SentencePiece: Understanding pre-tokenization on raw Unicode bytes?

hattmindu · August 26, 2020, 9:27am

Hi. Can anyone here please explain to me, how SentencePiece is capable of utilzing Unigram LM/BPE to generate a vocabulary of subwords? As far as I understand both require that you have access to a initial vocabulary, consisting of words. Often acquired through means of pre-tokenziation on a “whitespace” level. But from the papers I’ve read, its utilizing raw input strings as input and avoids word segmentation issues associated with that multiple languages do not utilize “whitespace” as a word seperator.

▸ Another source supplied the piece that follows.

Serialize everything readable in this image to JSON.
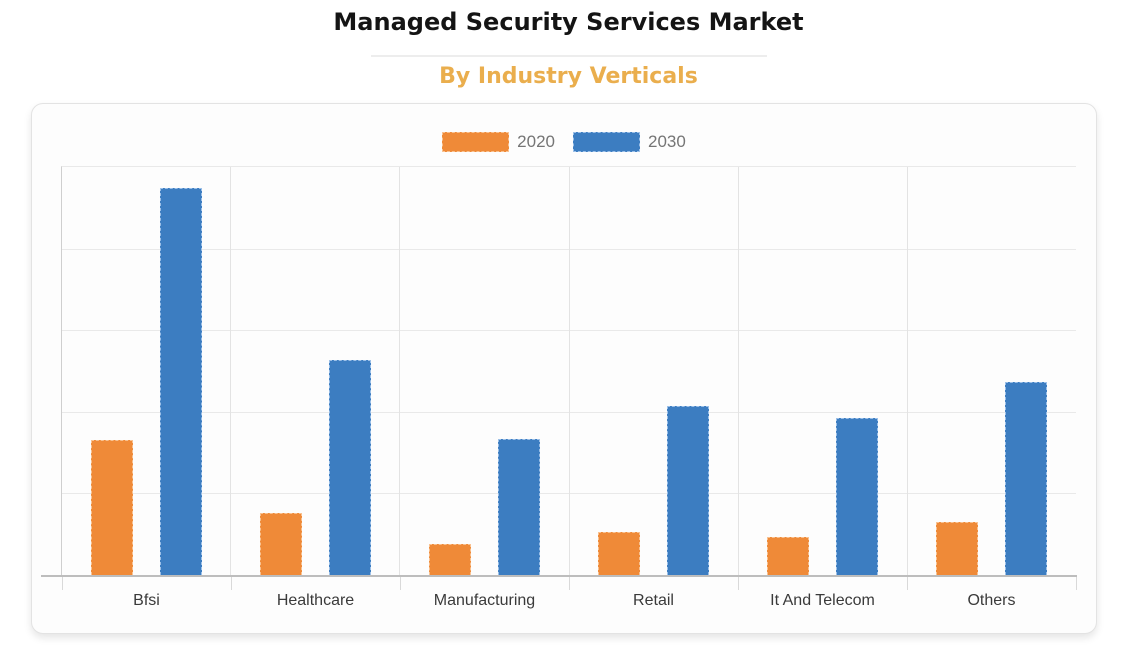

I don’t understand how you can use Unigram LM/BPE, without this pre-tokenization. As far as i understand BPE requires word frequencies to perform character merges, and Unigram needs a initial vocabulary of words that it can in a iterative manner trim down based on words of shorter length. Have SentencePiece implemented a custom version of Unigram/BPE to deal with these on a sequence of unicode characters? I find very little information about how this actually is implemented, beyond " SentencePiece implements subword units (e.g., byte-pair-encoding (BPE) [Sennrich et al.]) and unigram language model [Kudo.]) with the extension of direct training from raw sentences."

guillaumekln · August 26, 2020, 2:25pm

The sentence you quoted includes the link to the SentencePiece paper. Isn’t it helpful?

hattmindu · August 26, 2020, 3:42pm

Thank you for pointing it out, I found some information there that I’ve missed:
“There are several ways to prepare the seed vocabulary. The natural choice is to use the union of
all characters and the most frequent substrings in the corpus”

Not sure if this is what SentencePiece makes use of though.